L'Italie a déjoué une série de cyberattaques d'origine russe contre des sites liés aux Jeux olympiques d'hiver de Milan Cortina, a annoncé mercredi le ministre des Affaires étrangères Antonio Tajani, deux jours avant la cérémonie d'ouverture.
Des hôtels pris pour cible
Antonio Tajani a déclaré : « Nous avons déjoué une cyberattaque visant plusieurs sites du ministère des Affaires étrangères, à commencer par celui de Washington, ainsi que certains lieux liés aux Jeux olympiques de Milan Cortina, notamment des hôtels de la région de Cortina d'Ampezzo. » Il a précisé qu'il s'agissait d'actions d'origine russe.
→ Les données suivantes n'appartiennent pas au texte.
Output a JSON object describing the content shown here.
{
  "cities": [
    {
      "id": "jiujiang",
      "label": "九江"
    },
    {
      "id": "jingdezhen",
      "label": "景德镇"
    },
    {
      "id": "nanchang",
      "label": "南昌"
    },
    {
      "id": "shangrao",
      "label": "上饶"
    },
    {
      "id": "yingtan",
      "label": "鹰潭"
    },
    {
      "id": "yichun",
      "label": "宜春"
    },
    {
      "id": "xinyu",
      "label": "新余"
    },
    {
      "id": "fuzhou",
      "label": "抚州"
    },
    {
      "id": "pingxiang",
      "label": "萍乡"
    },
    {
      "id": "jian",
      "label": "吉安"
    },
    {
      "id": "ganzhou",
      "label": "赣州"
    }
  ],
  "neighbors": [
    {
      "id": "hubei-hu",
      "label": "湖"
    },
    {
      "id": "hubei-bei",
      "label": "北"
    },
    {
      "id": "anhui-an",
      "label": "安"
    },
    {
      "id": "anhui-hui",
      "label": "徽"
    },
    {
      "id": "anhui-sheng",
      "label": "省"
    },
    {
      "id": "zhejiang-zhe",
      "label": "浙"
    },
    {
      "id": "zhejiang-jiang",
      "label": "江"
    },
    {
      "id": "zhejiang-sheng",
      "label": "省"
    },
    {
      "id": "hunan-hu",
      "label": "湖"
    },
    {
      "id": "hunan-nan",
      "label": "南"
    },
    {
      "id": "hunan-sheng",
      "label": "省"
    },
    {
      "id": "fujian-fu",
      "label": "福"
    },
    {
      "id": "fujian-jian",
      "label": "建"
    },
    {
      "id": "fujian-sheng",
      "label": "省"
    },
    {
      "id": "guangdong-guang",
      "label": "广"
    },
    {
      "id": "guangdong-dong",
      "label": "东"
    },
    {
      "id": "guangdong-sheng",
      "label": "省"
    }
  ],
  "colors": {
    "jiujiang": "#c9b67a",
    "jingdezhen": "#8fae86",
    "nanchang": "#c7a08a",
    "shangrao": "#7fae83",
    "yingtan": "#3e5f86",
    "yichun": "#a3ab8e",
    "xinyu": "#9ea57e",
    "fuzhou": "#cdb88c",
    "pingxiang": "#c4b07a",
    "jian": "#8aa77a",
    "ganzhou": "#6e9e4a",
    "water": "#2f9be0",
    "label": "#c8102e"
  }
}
Une surveillance renforcée
Depuis le 26 janvier, des membres de la police italienne spécialisés en cybersécurité sont déployés sur les principaux sites de l'événement, qui se déroulera jusqu'au 22 février. Selon un communiqué officiel, leurs interventions suivent deux axes stratégiques : la protection des infrastructures informatiques critiques et la surveillance du réseau pour des raisons d'ordre public, ainsi que la prévention et la lutte contre d'éventuelles menaces terroristes.
Un précédent lors des JO de Paris
Lors des Jeux olympiques de Paris en 2024, 141 « événements de cybersécurité » en lien avec la compétition avaient été signalés à l'Agence nationale de la sécurité des systèmes d'information (Anssi), sans qu'aucun n'ait perturbé le déroulement des épreuves.
La Russie sous sanctions
La Russie, puissance olympique historique, ne présentera qu'une équipe de 13 athlètes à Milan Cortina, qui concourront sous bannière neutre. Cette sanction a été imposée par le Comité international olympique après l'invasion de l'Ukraine par Moscou en 2022, peu après les Jeux d'hiver de Pékin.